OpenAI Acquires Ona, Persistent AI Agent Infrastructure Push Accelerates
OpenAI is moving deeper into infrastructure territory with its acquisition of Ona, a cloud startup that has been quietly building the plumbing needed to run AI agents over extended periods. The deal signals that OpenAI's ambitions now reach well beyond model development — the company is increasingly focused on owning the full stack required to deploy agents that can work autonomously inside enterprise environments for hours or days at a time.
The immediate beneficiary is Codex, OpenAI's AI-powered software engineering agent. Ona's technology will be woven into Codex to give it a more robust, secure cloud environment — one designed to handle the kind of persistent, stateful execution that short-lived model calls simply cannot support. For enterprises that want to hand off meaningful work to AI agents rather than just one-off prompts, that distinction matters enormously.
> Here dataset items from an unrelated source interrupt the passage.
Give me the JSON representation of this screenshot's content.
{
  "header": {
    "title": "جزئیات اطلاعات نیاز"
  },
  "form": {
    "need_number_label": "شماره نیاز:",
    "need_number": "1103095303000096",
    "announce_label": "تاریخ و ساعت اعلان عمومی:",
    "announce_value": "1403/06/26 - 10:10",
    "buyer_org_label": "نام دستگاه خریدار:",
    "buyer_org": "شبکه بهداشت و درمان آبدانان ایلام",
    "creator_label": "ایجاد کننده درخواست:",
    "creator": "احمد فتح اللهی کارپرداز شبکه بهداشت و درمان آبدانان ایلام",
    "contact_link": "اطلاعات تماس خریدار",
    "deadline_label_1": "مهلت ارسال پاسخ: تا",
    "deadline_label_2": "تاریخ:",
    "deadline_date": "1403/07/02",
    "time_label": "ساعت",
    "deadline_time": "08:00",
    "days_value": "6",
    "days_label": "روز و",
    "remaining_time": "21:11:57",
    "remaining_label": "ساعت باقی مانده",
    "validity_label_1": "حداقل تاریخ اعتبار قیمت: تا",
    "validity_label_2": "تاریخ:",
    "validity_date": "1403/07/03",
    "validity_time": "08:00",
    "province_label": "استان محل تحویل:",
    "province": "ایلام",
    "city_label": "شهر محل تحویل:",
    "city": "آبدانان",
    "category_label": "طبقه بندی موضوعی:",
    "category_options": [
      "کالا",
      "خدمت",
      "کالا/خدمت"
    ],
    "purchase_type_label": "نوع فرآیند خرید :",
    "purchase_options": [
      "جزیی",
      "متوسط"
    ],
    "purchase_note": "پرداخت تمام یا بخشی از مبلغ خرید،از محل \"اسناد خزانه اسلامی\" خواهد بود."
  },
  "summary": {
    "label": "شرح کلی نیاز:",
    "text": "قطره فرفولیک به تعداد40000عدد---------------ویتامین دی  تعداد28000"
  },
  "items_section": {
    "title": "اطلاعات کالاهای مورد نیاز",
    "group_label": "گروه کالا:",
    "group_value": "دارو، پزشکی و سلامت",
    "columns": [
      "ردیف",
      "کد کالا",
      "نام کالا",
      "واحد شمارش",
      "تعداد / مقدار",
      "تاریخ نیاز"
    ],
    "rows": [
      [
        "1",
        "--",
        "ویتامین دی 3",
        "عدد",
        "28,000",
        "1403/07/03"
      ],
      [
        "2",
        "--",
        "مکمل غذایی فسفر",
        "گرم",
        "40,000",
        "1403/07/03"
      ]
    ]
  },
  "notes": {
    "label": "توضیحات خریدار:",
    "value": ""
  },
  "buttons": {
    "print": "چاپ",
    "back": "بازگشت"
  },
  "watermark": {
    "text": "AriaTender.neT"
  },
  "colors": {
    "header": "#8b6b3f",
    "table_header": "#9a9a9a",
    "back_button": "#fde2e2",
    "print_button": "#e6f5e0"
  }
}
Running a task that touches multiple systems, manages files, and makes decisions over a long horizon requires infrastructure that is fundamentally different from a chat interface.
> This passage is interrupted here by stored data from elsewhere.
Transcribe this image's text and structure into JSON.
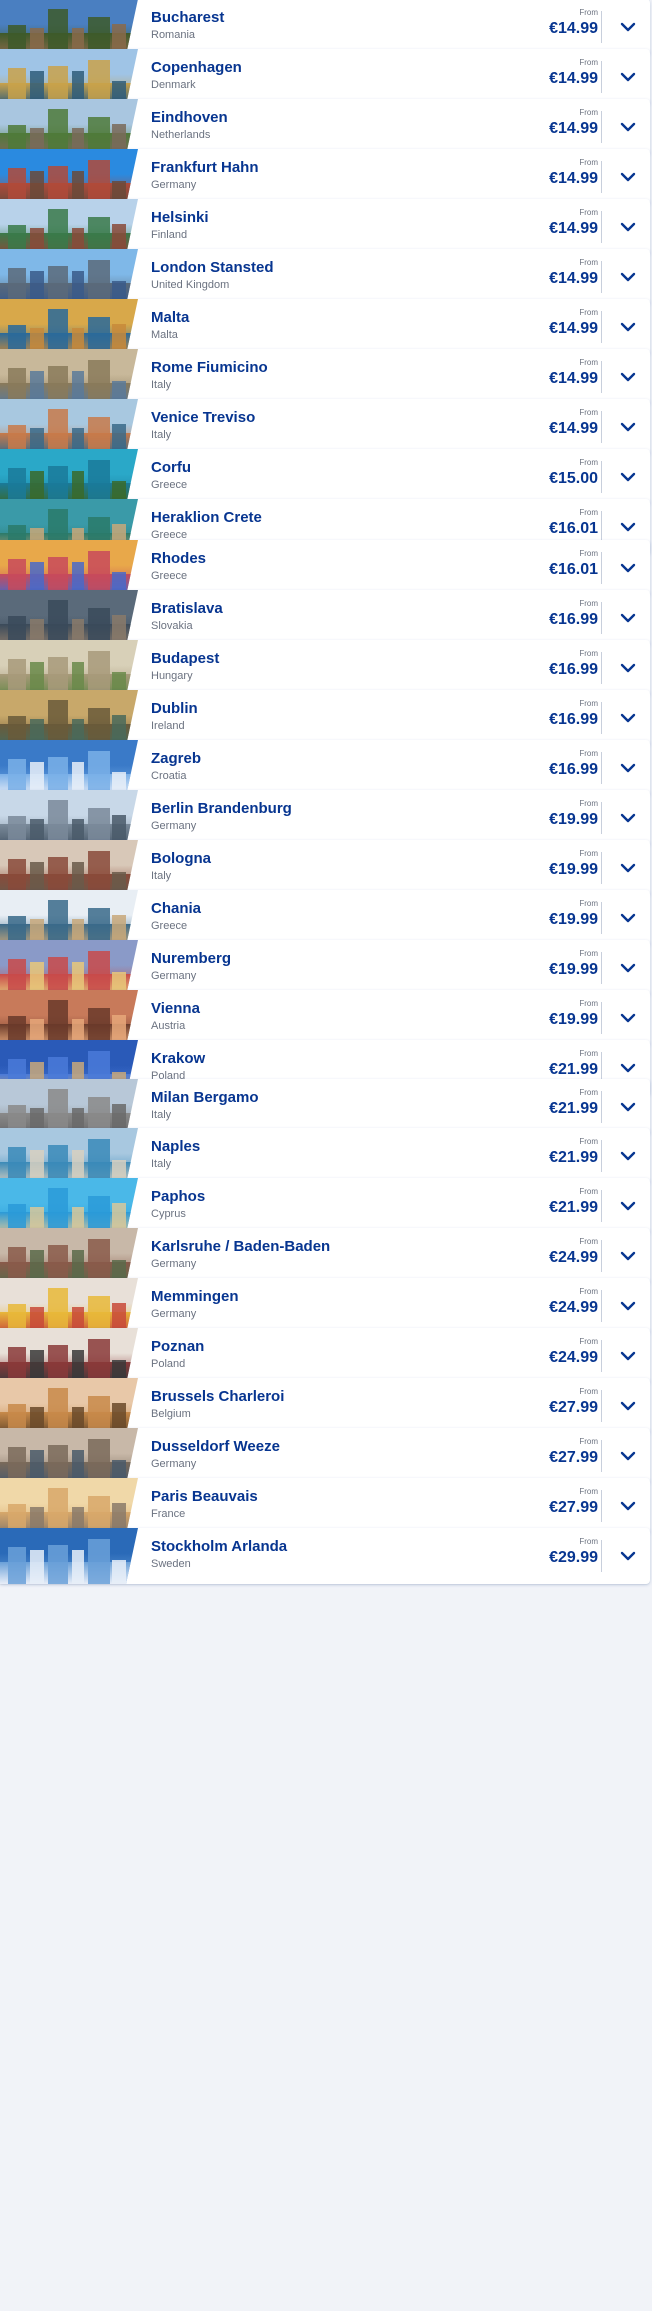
{
  "from_label": "From",
  "destinations": [
    {
      "city": "Bucharest",
      "country": "Romania",
      "price": "€14.99",
      "image": "castle-towers",
      "colors": [
        "#4a7fc1",
        "#3d5a2a",
        "#8a6a4a"
      ]
    },
    {
      "city": "Copenhagen",
      "country": "Denmark",
      "price": "€14.99",
      "image": "colorful-harbor-houses",
      "colors": [
        "#9fc4e6",
        "#c9a24a",
        "#2f5d7a"
      ]
    },
    {
      "city": "Eindhoven",
      "country": "Netherlands",
      "price": "€14.99",
      "image": "church-tower",
      "colors": [
        "#a9c6e0",
        "#4f7a3a",
        "#7a6a5a"
      ]
    },
    {
      "city": "Frankfurt Hahn",
      "country": "Germany",
      "price": "€14.99",
      "image": "half-timbered-houses",
      "colors": [
        "#2a8ae0",
        "#b04a3a",
        "#6a4a3a"
      ]
    },
    {
      "city": "Helsinki",
      "country": "Finland",
      "price": "€14.99",
      "image": "city-street",
      "colors": [
        "#b8d2ea",
        "#3a7a4a",
        "#8a4a3a"
      ]
    },
    {
      "city": "London Stansted",
      "country": "United Kingdom",
      "price": "€14.99",
      "image": "tower-bridge",
      "colors": [
        "#7fb8e8",
        "#5a6a7a",
        "#3a5a8a"
      ]
    },
    {
      "city": "Malta",
      "country": "Malta",
      "price": "€14.99",
      "image": "harbor-boats",
      "colors": [
        "#d8a84a",
        "#2a6a9a",
        "#c88a3a"
      ]
    },
    {
      "city": "Rome Fiumicino",
      "country": "Italy",
      "price": "€14.99",
      "image": "fountain-palace",
      "colors": [
        "#c8b89a",
        "#8a7a5a",
        "#5a7a9a"
      ]
    },
    {
      "city": "Venice Treviso",
      "country": "Italy",
      "price": "€14.99",
      "image": "canal-city",
      "colors": [
        "#a8c8e0",
        "#c87a4a",
        "#3a6a8a"
      ]
    },
    {
      "city": "Corfu",
      "country": "Greece",
      "price": "€15.00",
      "image": "turquoise-bay",
      "colors": [
        "#2aa8c8",
        "#1a7a9a",
        "#3a6a2a"
      ]
    },
    {
      "city": "Heraklion Crete",
      "country": "Greece",
      "price": "€16.01",
      "image": "harbor-town",
      "colors": [
        "#3a9aa8",
        "#2a7a6a",
        "#c8a87a"
      ]
    },
    {
      "city": "Rhodes",
      "country": "Greece",
      "price": "€16.01",
      "image": "colorful-buildings",
      "colors": [
        "#e8a84a",
        "#c84a5a",
        "#4a6ac8"
      ]
    },
    {
      "city": "Bratislava",
      "country": "Slovakia",
      "price": "€16.99",
      "image": "old-town-hill",
      "colors": [
        "#5a6a7a",
        "#3a4a5a",
        "#8a7a6a"
      ]
    },
    {
      "city": "Budapest",
      "country": "Hungary",
      "price": "€16.99",
      "image": "fishermans-bastion",
      "colors": [
        "#d8d0b8",
        "#a89a7a",
        "#6a8a4a"
      ]
    },
    {
      "city": "Dublin",
      "country": "Ireland",
      "price": "€16.99",
      "image": "bridge-river",
      "colors": [
        "#c8a86a",
        "#6a5a3a",
        "#4a6a5a"
      ]
    },
    {
      "city": "Zagreb",
      "country": "Croatia",
      "price": "€16.99",
      "image": "airplane-sky",
      "colors": [
        "#3a7ac8",
        "#7ab0e8",
        "#e8eef8"
      ]
    },
    {
      "city": "Berlin Brandenburg",
      "country": "Germany",
      "price": "€19.99",
      "image": "city-skyline",
      "colors": [
        "#c8d8e8",
        "#7a8a9a",
        "#4a5a6a"
      ]
    },
    {
      "city": "Bologna",
      "country": "Italy",
      "price": "€19.99",
      "image": "rooftops-towers",
      "colors": [
        "#d8c8b8",
        "#8a4a3a",
        "#6a5a4a"
      ]
    },
    {
      "city": "Chania",
      "country": "Greece",
      "price": "€19.99",
      "image": "harbor-waterfront",
      "colors": [
        "#e8eef4",
        "#3a6a8a",
        "#c8a87a"
      ]
    },
    {
      "city": "Nuremberg",
      "country": "Germany",
      "price": "€19.99",
      "image": "colorful-facades",
      "colors": [
        "#8a9ac8",
        "#c84a4a",
        "#e8c87a"
      ]
    },
    {
      "city": "Vienna",
      "country": "Austria",
      "price": "€19.99",
      "image": "cathedral-sunset",
      "colors": [
        "#c87a5a",
        "#6a3a2a",
        "#e8a87a"
      ]
    },
    {
      "city": "Krakow",
      "country": "Poland",
      "price": "€21.99",
      "image": "church-towers",
      "colors": [
        "#2a5ab8",
        "#4a7ad8",
        "#c8a87a"
      ]
    },
    {
      "city": "Milan Bergamo",
      "country": "Italy",
      "price": "€21.99",
      "image": "gothic-cathedral",
      "colors": [
        "#b8c8d8",
        "#8a8a8a",
        "#6a6a6a"
      ]
    },
    {
      "city": "Naples",
      "country": "Italy",
      "price": "€21.99",
      "image": "bay-volcano",
      "colors": [
        "#a8c8e0",
        "#3a8ab8",
        "#d8d0c0"
      ]
    },
    {
      "city": "Paphos",
      "country": "Cyprus",
      "price": "€21.99",
      "image": "coast-cliffs",
      "colors": [
        "#4ab8e8",
        "#2a9ad8",
        "#d8c89a"
      ]
    },
    {
      "city": "Karlsruhe / Baden-Baden",
      "country": "Germany",
      "price": "€24.99",
      "image": "town-hills",
      "colors": [
        "#c8b8a8",
        "#8a5a4a",
        "#5a6a4a"
      ]
    },
    {
      "city": "Memmingen",
      "country": "Germany",
      "price": "€24.99",
      "image": "colorful-gables",
      "colors": [
        "#e8e0d8",
        "#e8b83a",
        "#c84a3a"
      ]
    },
    {
      "city": "Poznan",
      "country": "Poland",
      "price": "€24.99",
      "image": "market-square",
      "colors": [
        "#e8e0d8",
        "#8a3a3a",
        "#3a3a3a"
      ]
    },
    {
      "city": "Brussels Charleroi",
      "country": "Belgium",
      "price": "€27.99",
      "image": "grand-place",
      "colors": [
        "#e8c8a8",
        "#c88a4a",
        "#6a4a2a"
      ]
    },
    {
      "city": "Dusseldorf Weeze",
      "country": "Germany",
      "price": "€27.99",
      "image": "ferris-wheel",
      "colors": [
        "#c8b8a8",
        "#7a6a5a",
        "#4a5a6a"
      ]
    },
    {
      "city": "Paris Beauvais",
      "country": "France",
      "price": "€27.99",
      "image": "louvre-pyramid",
      "colors": [
        "#f0d8a8",
        "#d8a86a",
        "#8a7a6a"
      ]
    },
    {
      "city": "Stockholm Arlanda",
      "country": "Sweden",
      "price": "€29.99",
      "image": "airplane-sky",
      "colors": [
        "#2a6ab8",
        "#6aa0d8",
        "#e8eef8"
      ]
    }
  ]
}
The acquisition fits a clear pattern in OpenAI's recent moves. As the agentic AI race heats up — with competitors like Google, Anthropic, and a growing field of startups all vying to own enterprise workflows — owning reliable, secure execution infrastructure becomes a genuine competitive moat. A capable model is no longer enough; the question is whether an AI platform can be trusted to run complex, consequential tasks without going off the rails or leaking sensitive data. Ona's focus on safe, persistent cloud environments addresses exactly that concern.
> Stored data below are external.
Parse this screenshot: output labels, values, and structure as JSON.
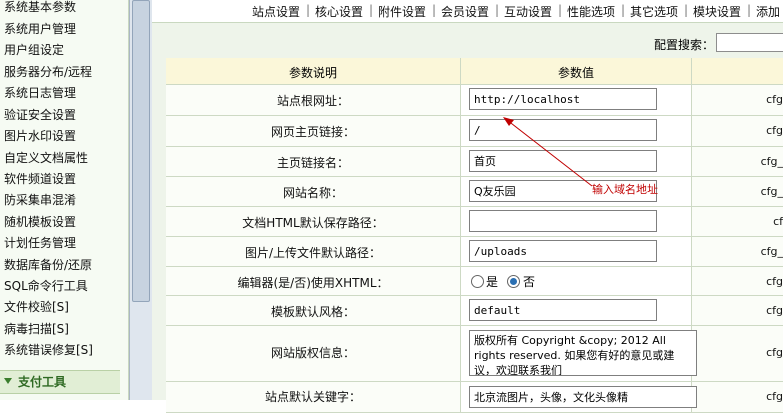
{
  "sidebar": {
    "items": [
      "系统基本参数",
      "系统用户管理",
      "用户组设定",
      "服务器分布/远程",
      "系统日志管理",
      "验证安全设置",
      "图片水印设置",
      "自定义文档属性",
      "软件频道设置",
      "防采集串混淆",
      "随机模板设置",
      "计划任务管理",
      "数据库备份/还原",
      "SQL命令行工具",
      "文件校验[S]",
      "病毒扫描[S]",
      "系统错误修复[S]"
    ],
    "section_label": "支付工具"
  },
  "topnav": {
    "tabs": [
      "站点设置",
      "核心设置",
      "附件设置",
      "会员设置",
      "互动设置",
      "性能选项",
      "其它选项",
      "模块设置",
      "添加"
    ]
  },
  "search": {
    "label": "配置搜索：",
    "value": ""
  },
  "table": {
    "header": {
      "col1": "参数说明",
      "col2": "参数值",
      "col3": ""
    },
    "rows": [
      {
        "label": "站点根网址：",
        "value": "http://localhost",
        "var": "cfg"
      },
      {
        "label": "网页主页链接：",
        "value": "/",
        "var": "cfg"
      },
      {
        "label": "主页链接名：",
        "value": "首页",
        "var": "cfg_"
      },
      {
        "label": "网站名称：",
        "value": "Q友乐园",
        "var": "cfg_"
      },
      {
        "label": "文档HTML默认保存路径：",
        "value": "",
        "var": "cf"
      },
      {
        "label": "图片/上传文件默认路径：",
        "value": "/uploads",
        "var": "cfg_"
      },
      {
        "label": "编辑器(是/否)使用XHTML：",
        "radio_yes": "是",
        "radio_no": "否",
        "var": "cfg"
      },
      {
        "label": "模板默认风格：",
        "value": "default",
        "var": "cfg"
      },
      {
        "label": "网站版权信息：",
        "value": "版权所有 Copyright &copy; 2012 All rights reserved. 如果您有好的意见或建议，欢迎联系我们",
        "var": "cfg"
      },
      {
        "label": "站点默认关键字：",
        "value": "北京流图片，头像，文化头像精",
        "var": "cfg"
      }
    ]
  },
  "annotation": {
    "text": "输入域名地址"
  },
  "colors": {
    "sidebar_bg": "#f6fbf3",
    "header_bg": "#fbf7d9",
    "annotation": "#c00000",
    "radio_on": "#2a6fb2"
  }
}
For the broader market, the deal underscores how quickly the AI industry's center of gravity is shifting from raw model performance to operational reliability. Enterprise buyers are less impressed by benchmark scores than by whether an AI agent can be handed a multi-day engineering task and complete it without babysitting. With the Ona acquisition, OpenAI is betting that solving the infrastructure problem — not just the intelligence problem — is what will ultimately define the agentic AI winners.